When Candham asked him why he was dabbling with drugs, he replied: “It turns my head off for a while, so it’s not constantly in a state of go, go, go. Sometimes I just need a reprieve.”
There came a day, however, when he’d had enough. “He took a moment where I think he just didn’t want to fight anymore. It was just too exhausting,” Candham says.
Today, one of Candham’s missions is to raise awareness and send a message that nobody should suffer alone. She’s taking the $1,000 award money she received from the Bhayana Foundation to start a scholarship in her son’s honour.
The scholarship will be specifically for youths like Shaymus, who grapple with mental health challenges but also want to go back to school. Recipients would use the money toward services they need to help them with any emotional and academic challenges, such as counselling or life coach support.
“He is guiding me from a different dimension now,” Candham says.
“We share their pains and their joys”
Some 1,800 km west, in Toronto, Maryamm Himid is another recipient of a Bhayana Foundation leadership award. She coordinates a Community Access Program at Sistering/PARC, where she and a small team work with refugees, newcomers, the homeless, and others – many of whom are also socially isolated or in poor health. They come from as far away as Tibet, South Asia, and as close to home as nearby indigenous communities, Himid says.
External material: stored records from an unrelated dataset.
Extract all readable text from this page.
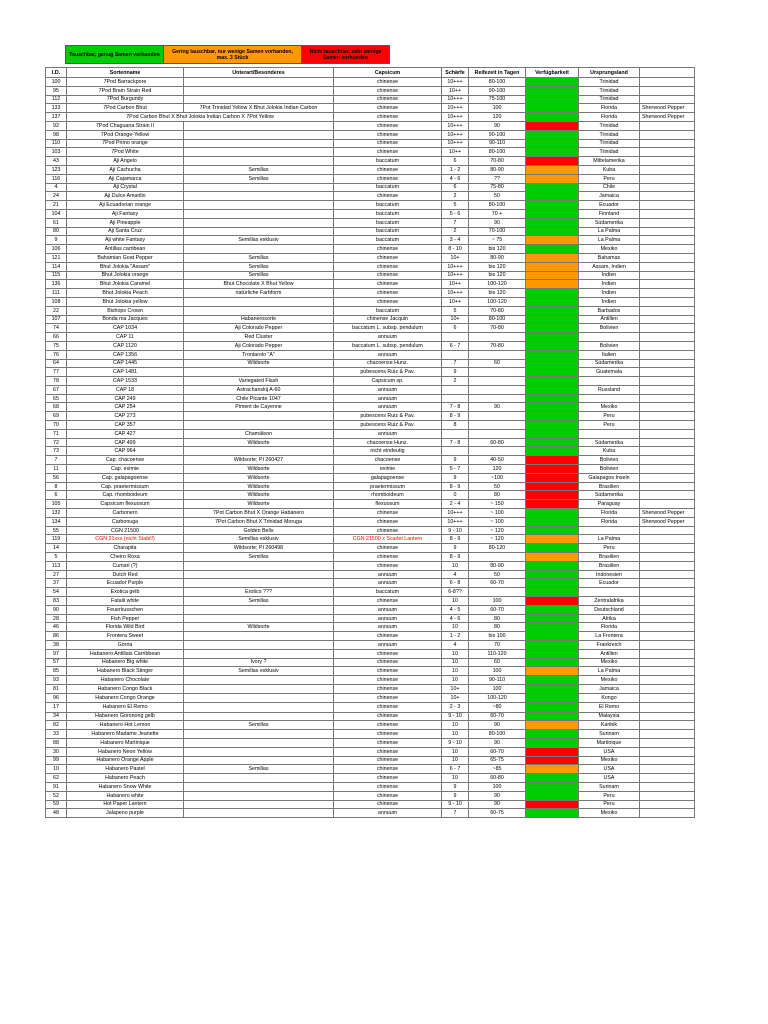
Tauschbar, genug Samen vorhanden	Gering tauschbar, nur wenige Samen vorhanden, max. 3 Stück	Nicht tauschbar, sehr wenige Samen vorhanden
I.D.	Sortenname	Unterart/Besonderes	Capsicum	Schärfe	Reifezeit in Tagen	Verfügbarkeit	Ursprungsland	
100	7Pod Barrackpore		chinense	10+++	80-100		Trinidad	
95	7Pod Brain Strain Red		chinense	10++	90-100		Trinidad	
112	7Pod Burgundy		chinense	10+++	75-100		Trinidad	
133	7Pod Carbon Bhut	7Pot Trinidad Yellow X Bhut Jolokia Indian Carbon	chinense	10+++	100		Florida	Sherwood Pepper
137	7Pod Carbon Bhut X Bhut Jolokia Indian Carbon X 7Pot Yellow		chinense	10+++	120		Florida	Sherwood Pepper
92	7Pod Chaguana Strain II		chinense	10+++	90		Trinidad	
98	7Pod Orange-Yellow		chinense	10+++	90-100		Trinidad	
110	7Pod Primo orange		chinense	10+++	90-110		Trinidad	
103	7Pod White		chinense	10++	80-100		Trinidad	
43	Aji Angelo		baccatum	6	70-80		Mittelamerika	
123	Aji Cachucha	Semillas	chinense	1 - 2	80-90		Kuba	
116	Aji Cajamarca	Semillas	chinense	4 - 6	??		Peru	
4	Aji Crystal		baccatum	6	75-80		Chile	
24	Aji Dulce Amarillo		chinense	2	50		Jamaica	
21	Aji Ecuadorian orange		baccatum	5	80-100		Ecuador	
104	Aji Fantasy		baccatum	5 - 6	70 +		Finnland	
61	Aji Pineapple		baccatum	7	90		Südamerika	
80	Aji Santa Cruz		baccatum	2	70-100		La Palma	
9	Aji white Fantasy	Semillas exklusiv	baccatum	3 - 4	~ 75		La Palma	
106	Antillas carribean		chinense	8 - 10	bis 120		Mexiko	
121	Bahamian Goat Pepper	Semillas	chinense	10+	80-90		Bahamas	
114	Bhut Jolokia "Assam"	Semillas	chinense	10+++	bis 120		Assam, Indien	
115	Bhut Jolokia orange	Semillas	chinense	10+++	bis 120		Indien	
136	Bhut Jolokia Caramel	Bhut Chocolate X Bhut Yellow	chinense	10++	100-120		Indien	
111	Bhut Jolokia Peach	natürliche Farbform	chinense	10+++	bis 120		Indien	
108	Bhut Jolokia yellow		chinense	10++	100-120		Indien	
22	Bishops Crown		baccatum	5	70-80		Barbados	
107	Bonda ma Jacques	Habanerosorte	chinense Jacquin	10+	80-100		Antillen	
74	CAP 1034	Aji Colorado Pepper	baccatum L. subsp. pendulum	6	70-80		Bolivien	
66	CAP 11	Red Cluster	annuum					
75	CAP 1120	Aji Colorado Pepper	baccatum L. subsp. pendulum	6 - 7	70-80		Bolivien	
76	CAP 1356	Trontarolo "A"	annuum				Italien	
64	CAP 1445	Wildsorte	chacoense Hunz.	7	60		Südamerika	
77	CAP 1481		pubescens Ruiz & Pav.	9			Guatemala	
78	CAP 1533	Variegated Flash	Capsicum sp.	2				
67	CAP 18	Astrachanskij A-60	annuum				Russland	
65	CAP 249	Chile Picante 1047	annuum					
68	CAP 254	Piment de Cayenne	annuum	7 - 8	90		Mexiko	
69	CAP 273		pubescens Ruiz & Pav.	8 - 9			Peru	
70	CAP 357		pubescens Ruiz & Pav.	8			Peru	
71	CAP 427	Chamäleon	annuum					
72	CAP 499	Wildsorte	chacoense Hunz.	7 - 8	60-80		Südamerika	
73	CAP 964		nicht eindeutig				Kuba	
7	Cap. chacoense	Wildsorte; PI 260427	chacoense	9	40-50		Bolivien	
11	Cap. eximie	Wildsorte	eximie	5 - 7	120		Bolivien	
56	Cap. galapagoense	Wildsorte	galapagoense	9	~100		Galapagos Inseln	
8	Cap. praetermissum	Wildsorte	praetermissum	8 - 9	50		Brasilien	
6	Cap. rhomboideum	Wildsorte	rhomboideum	0	80		Südamerika	
105	Capsicum flexuosum	Wildsorte	flexuosum	2 - 4	~ 150		Paraguay	
132	Carbonero	7Pot Carbon Bhut X Orange Habanero	chinense	10+++	~ 100		Florida	Sherwood Pepper
134	Carbonuga	7Pot Carbon Bhut X Trinidad Moruga	chinense	10+++	~ 100		Florida	Sherwood Pepper
55	CGN 21500	Golden Bells	chinense	9 - 10	~ 120			
119	CGN 21xxx (nicht Stabil!)	Semillas exklusiv	CGN 21500 x Scarlet Lantern	8 - 9	~ 120		La Palma	
14	Charapita	Wildsorte; PI 260498	chinense	9	80-120		Peru	
5	Cheiro Roxa	Semillas	chinense	8 - 9			Brasilien	
113	Cumari (?)		chinense	10	80-90		Brasilien	
27	Dutch Red		annuum	4	50		Indonesien	
37	Ecuador Purple		annuum	6 - 8	60-70		Ecuador	
54	Exotica gelb	Erotico ???	baccatum	6-8??				
83	Fatalii white	Semillas	chinense	10	100		Zentralafrika	
90	Feuerkusschen		annuum	4 - 5	60-70		Deutschland	
28	Fish Pepper		annuum	4 - 6	80		Afrika	
46	Florida Wild Bird	Wildsorte	annuum	10	80		Florida	
86	Frontera Sweet		chinense	1 - 2	bis 100		La Frontera	
38	Gorria		annuum	4	70		Frankreich	
97	Habanero Antillais Carribbean		chinense	10	110-120		Antillen	
57	Habanero Big white	Ivory ?	chinense	10	60		Mexiko	
85	Habanero Black Stinger	Semillas exklusiv	chinense	10	100		La Palma	
93	Habanero Chocolate		chinense	10	90-110		Mexiko	
81	Habanero Congo Black		chinense	10+	100		Jamaica	
96	Habanero Congo Orange		chinense	10+	100-120		Kongo	
17	Habanero El Remo		chinense	2 - 3	~80		El Remo	
34	Habanero Goronong gelb		chinense	9 - 10	60-70		Malaysia	
82	Habanero Hot Lemon	Semillas	chinense	10	90		Karibik	
33	Habanero Madame Jeanette		chinense	10	80-100		Surinam	
88	Habanero Martinique		chinense	9 - 10	90		Martinique	
30	Habanero Neon Yellow		chinense	10	60-70		USA	
99	Habanero Orange Apple		chinense	10	65-75		Mexiko	
10	Habanero Pastel	Semillas	chinense	6 - 7	~85		USA	
62	Habanero Peach		chinense	10	60-80		USA	
91	Habanero Snow White		chinense	9	100		Surinam	
52	Habanero white		chinense	9	90		Peru	
59	Hot Paper Lantern		chinense	9 - 10	90		Peru	
48	Jalapeno purple		annuum	7	60-75		Mexiko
Staff members take them to mental health appointments and pharmacy visits, and accompany them to open bank accounts. They connect people with food banks and outreach programs and often spend their own money to help clients.
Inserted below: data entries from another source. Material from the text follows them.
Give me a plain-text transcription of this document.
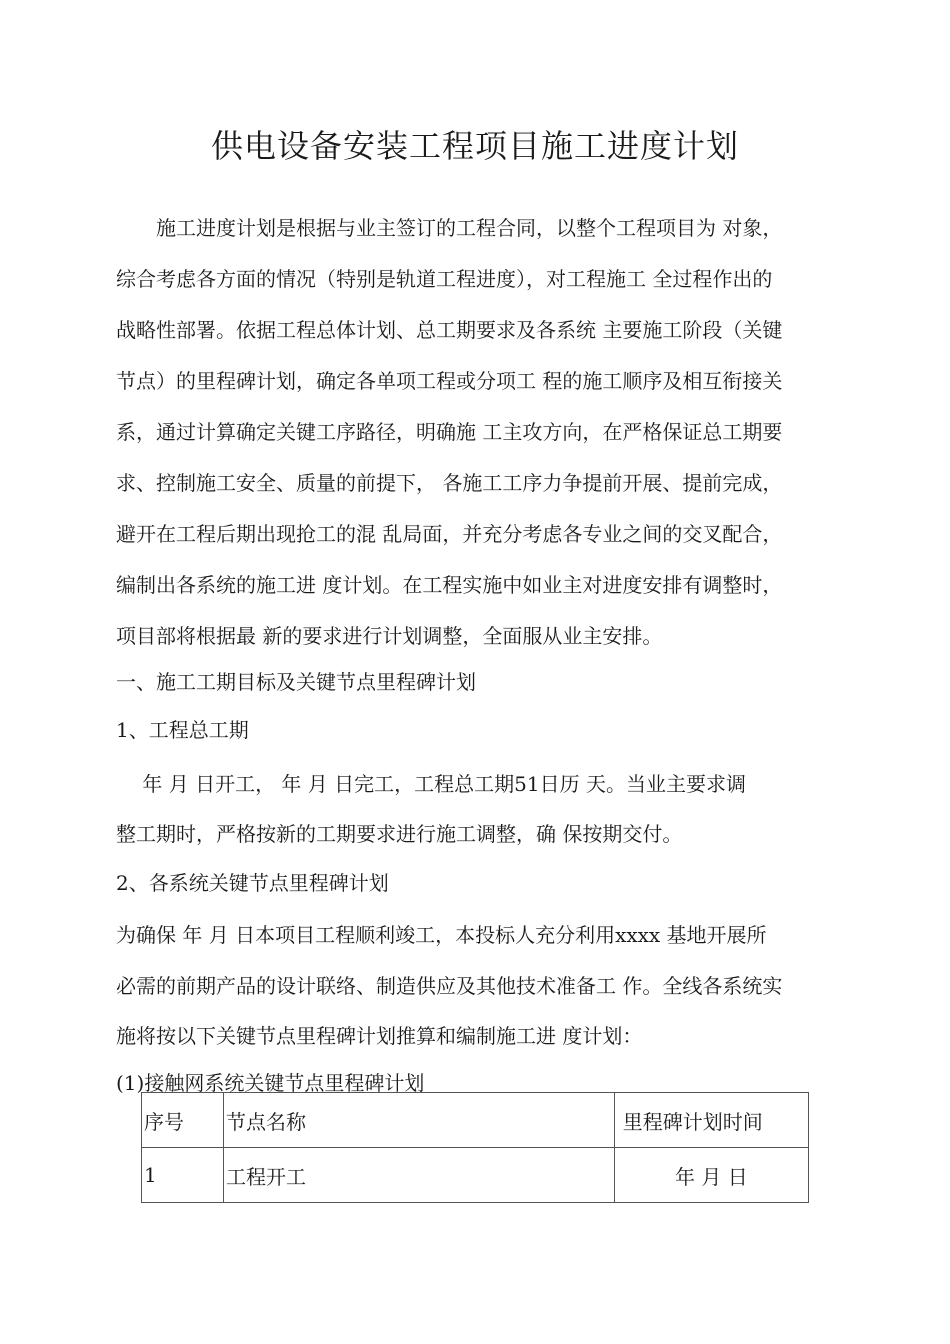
供电设备安装工程项目施工进度计划
　　施工进度计划是根据与业主签订的工程合同，以整个工程项目为 对象，
综合考虑各方面的情况（特别是轨道工程进度），对工程施工 全过程作出的
战略性部署。依据工程总体计划、总工期要求及各系统 主要施工阶段（关键
节点）的里程碑计划，确定各单项工程或分项工 程的施工顺序及相互衔接关
系，通过计算确定关键工序路径，明确施 工主攻方向，在严格保证总工期要
求、控制施工安全、质量的前提下， 各施工工序力争提前开展、提前完成，
避开在工程后期出现抢工的混 乱局面，并充分考虑各专业之间的交叉配合，
编制出各系统的施工进 度计划。在工程实施中如业主对进度安排有调整时，
项目部将根据最 新的要求进行计划调整，全面服从业主安排。
一、施工工期目标及关键节点里程碑计划
1、工程总工期
　 年 月 日开工， 年 月 日完工，工程总工期51日历 天。当业主要求调
整工期时，严格按新的工期要求进行施工调整，确 保按期交付。
2、各系统关键节点里程碑计划
为确保 年 月 日本项目工程顺利竣工，本投标人充分利用xxxx 基地开展所
必需的前期产品的设计联络、制造供应及其他技术准备工 作。全线各系统实
施将按以下关键节点里程碑计划推算和编制施工进 度计划：
(1)接触网系统关键节点里程碑计划
序号	节点名称	里程碑计划时间
1	工程开工	年 月 日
There are many things people don’t know how to navigate, especially if they’re newcomers, says Himid. When patients go alone, they might also face prejudices and harassment, she adds. Helping participants overcome barriers within the system is a core function of Himid’s team.
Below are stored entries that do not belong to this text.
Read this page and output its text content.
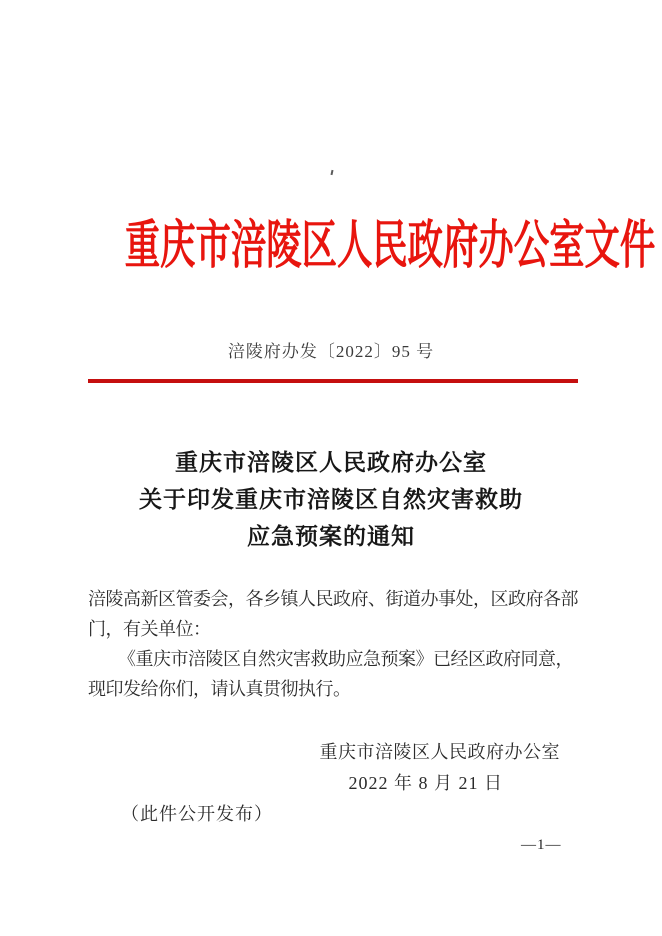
重庆市涪陵区人民政府办公室文件
涪陵府办发〔2022〕95 号
重庆市涪陵区人民政府办公室
关于印发重庆市涪陵区自然灾害救助
应急预案的通知
涪陵高新区管委会，各乡镇人民政府、街道办事处，区政府各部
门，有关单位：
《重庆市涪陵区自然灾害救助应急预案》已经区政府同意，
现印发给你们，请认真贯彻执行。
重庆市涪陵区人民政府办公室
2022 年 8 月 21 日
（此件公开发布）
—1—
In 2018, the program helped 1,165 participants. But with only half a dozen staff members, the work is beyond challenging.
“Our workers don’t just accompany people, but we also follow up and visit when possible. We bring coffee, tea, sit down, talk with them,” says Himid. And they’ll sometimes bring clothes or a jacket when it is cold, for example. These are the details her team notices, says Himid, because they spend so much time with participants.
“We work with people who’ve gone through so much. We share their pains and their joys.”
The power of people can lift a whole community
Kimberly Barwich fell into social service work by chance when an opportunity with kids in a junior leadership program opened up in her 20s. She was amazed at how much she enjoyed the work, and says it changed the trajectory of her career toward “doing something meaningful.”
For 20 years, Barwich has been building a community, program by program, in Burnaby, British Columbia. Hired as Burnaby Neighbourhood House’s only staff member, Barwich has turned the organization into a large community hub with full- and part-time staff of 110 and some 800 volunteers.
Under Barwich’s leadership, it offers programs including afterschool and family resource programs, nine childcare centres, a literacy and numeracy program, youth leadership, senior outreach programs, and community kitchens.
“Our mission is to make our neighbourhoods better places to live and work through the power of people. It’s very much about the community coming together, seeing what the needs are, and giving back,” says Barwich, a winner of the foundation’s Leadership Award.
Watching the volunteers find a place where they can give back is “amazing” she says.
But none of this would be possible without Barwich and her team’s constant efforts to find funding and sponsors. “It’s hard to have to justify the work all the time and prove it’s important,” she says. “Our social safety net is not strong enough, wide enough and not complete enough.”
For Barwich, partnerships with sponsors and other organizations are essential to their work. “We can’t do it without each other,” she says.
It’s also why recognizing the work being done within the sector is so important to Manaktala Bhayana: “What they provide is value beyond money,” she says. “They help people transform their lives. That’s their whole raison d’être.”